A new report from ProPublica and The New York Times helps to uncover the industry ties within Donald Trump’s administration.  Control of our country has been handed over to corporations who want to exploit our resources, destroy our environment, and allow corporations to get away with severely deficient safety standards.  This is not acceptable, but this is what Republicans have always dreamt of doing. Ring of Fire’s Farron Cousins discusses this.


 
 When Donald Trump was running for president, and after he won the electoral college vote, he promised us that he was going to drain the swamp in Washington, D.C. That’s all we heard. Drain the swamp. Get rid of those insiders. Get rid of the corrupt and replace it with people who actually give a damn about you and me, folks. That’s what he was going to do.

As it turns out, what Donald Trump has done, according to a new joint report by ProPublica in the New York Times, is that he has staffed his White House, he has packed federal agencies, with industry insiders to the point that corporations have officially unofficially taken over our federal government. The Environmental Protection Agency and the Interior Department, which is in charge of leasing new coal mines and oil fields and things like that, has been completely taken over by fossil fuel interests, fossil fuel executives, fossil fuel lobbyists, workers from the fossil fuel industry, shareholders from the fossil fuel industry, people who have actively denied climate science and funded climate change denial. Those people are now in charge of our environmental and energy policies.

Over at the FDA, pharmaceutical insiders. Over at OSHA, corporations being put in charge about what kind of rules they want corporations to have to follow to keep their workers safe, which ultimately means we’re going to scale back worker protections because those cost corporations money. According to this ProPublica New York Times report, the same goes for damn near every single federal agency under Donald Trump. He has packed it to the brim with corporate insiders, with lawyers who used to represent the very industries that they’re now supposed to be regulating. That is not how government is supposed to work. I know it happened during the Obama administration and happened under Bush and, to an extent, happened under Clinton and most of the folks before him, but the level at which it is happening under the Trump administration is unprecedented, and it is a very severe hazard to your health and well-being.

When we have energy companies deciding energy policy, what do you think is going to win out? Wind and solar? The part of the energy industry that’s actually booming and now employs more people than the fossil fuel industry? No. They’re going to double down on things like coal and oil exploration. They’re going to go back out into the Gulf of Mexico, drill more rigs. To hell with what happened with BP. It’s not going to happen to us again, right? That is their policy.

Over at the FDA, do you think those pharmaceutical insiders are going to put strict regulations on our prescription drugs? No. They’re already trying to take away some of the process for drug approval at the FDA to make things go faster. We don’t need to test these new drugs. We just need to get them out there so corporations can start making a profit from it. Oh, it causes people to get cancer and die? Eh, maybe not everybody who takes it will die, so it’s still a win for big pharma. They’ll still make all their profits. Yeah, they’ll be hit with lawsuits, but whatever settlements and verdicts come from those lawsuits will still be less than the profits that the company made off their deadly drug.
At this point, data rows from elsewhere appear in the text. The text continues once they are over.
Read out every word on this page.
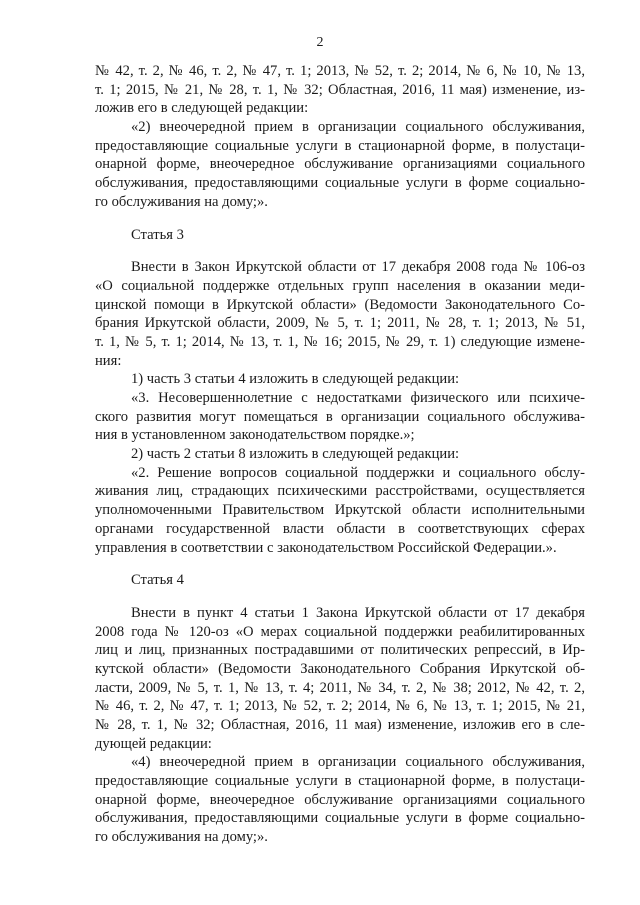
2
№ 42, т. 2, № 46, т. 2, № 47, т. 1; 2013, № 52, т. 2; 2014, № 6, № 10, № 13,
т. 1; 2015, № 21, № 28, т. 1, № 32; Областная, 2016, 11 мая) изменение, из-
ложив его в следующей редакции:
«2) внеочередной прием в организации социального обслуживания,
предоставляющие социальные услуги в стационарной форме, в полустаци-
онарной форме, внеочередное обслуживание организациями социального
обслуживания, предоставляющими социальные услуги в форме социально-
го обслуживания на дому;».
Статья 3
Внести в Закон Иркутской области от 17 декабря 2008 года № 106-оз
«О социальной поддержке отдельных групп населения в оказании меди-
цинской помощи в Иркутской области» (Ведомости Законодательного Со-
брания Иркутской области, 2009, № 5, т. 1; 2011, № 28, т. 1; 2013, № 51,
т. 1, № 5, т. 1; 2014, № 13, т. 1, № 16; 2015, № 29, т. 1) следующие измене-
ния:
1) часть 3 статьи 4 изложить в следующей редакции:
«3. Несовершеннолетние с недостатками физического или психиче-
ского развития могут помещаться в организации социального обслужива-
ния в установленном законодательством порядке.»;
2) часть 2 статьи 8 изложить в следующей редакции:
«2. Решение вопросов социальной поддержки и социального обслу-
живания лиц, страдающих психическими расстройствами, осуществляется
уполномоченными Правительством Иркутской области исполнительными
органами государственной власти области в соответствующих сферах
управления в соответствии с законодательством Российской Федерации.».
Статья 4
Внести в пункт 4 статьи 1 Закона Иркутской области от 17 декабря
2008 года № 120-оз «О мерах социальной поддержки реабилитированных
лиц и лиц, признанных пострадавшими от политических репрессий, в Ир-
кутской области» (Ведомости Законодательного Собрания Иркутской об-
ласти, 2009, № 5, т. 1, № 13, т. 4; 2011, № 34, т. 2, № 38; 2012, № 42, т. 2,
№ 46, т. 2, № 47, т. 1; 2013, № 52, т. 2; 2014, № 6, № 13, т. 1; 2015, № 21,
№ 28, т. 1, № 32; Областная, 2016, 11 мая) изменение, изложив его в сле-
дующей редакции:
«4) внеочередной прием в организации социального обслуживания,
предоставляющие социальные услуги в стационарной форме, в полустаци-
онарной форме, внеочередное обслуживание организациями социального
обслуживания, предоставляющими социальные услуги в форме социально-
го обслуживания на дому;».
The list goes on and on. Corporations have taken over, and Donald Trump has allowed it, nay, exacerbated it. He is the one who is making this happen, but it’s not a uniquely Donald Trump phenomenon. This is what Republicans have wanted forever, and now, thanks to Donald Trump’s incompetence, because he has no idea how to rule, this is what we’re left with. Democracy, the republic, is dead, and it has been replaced with a corporatocracy.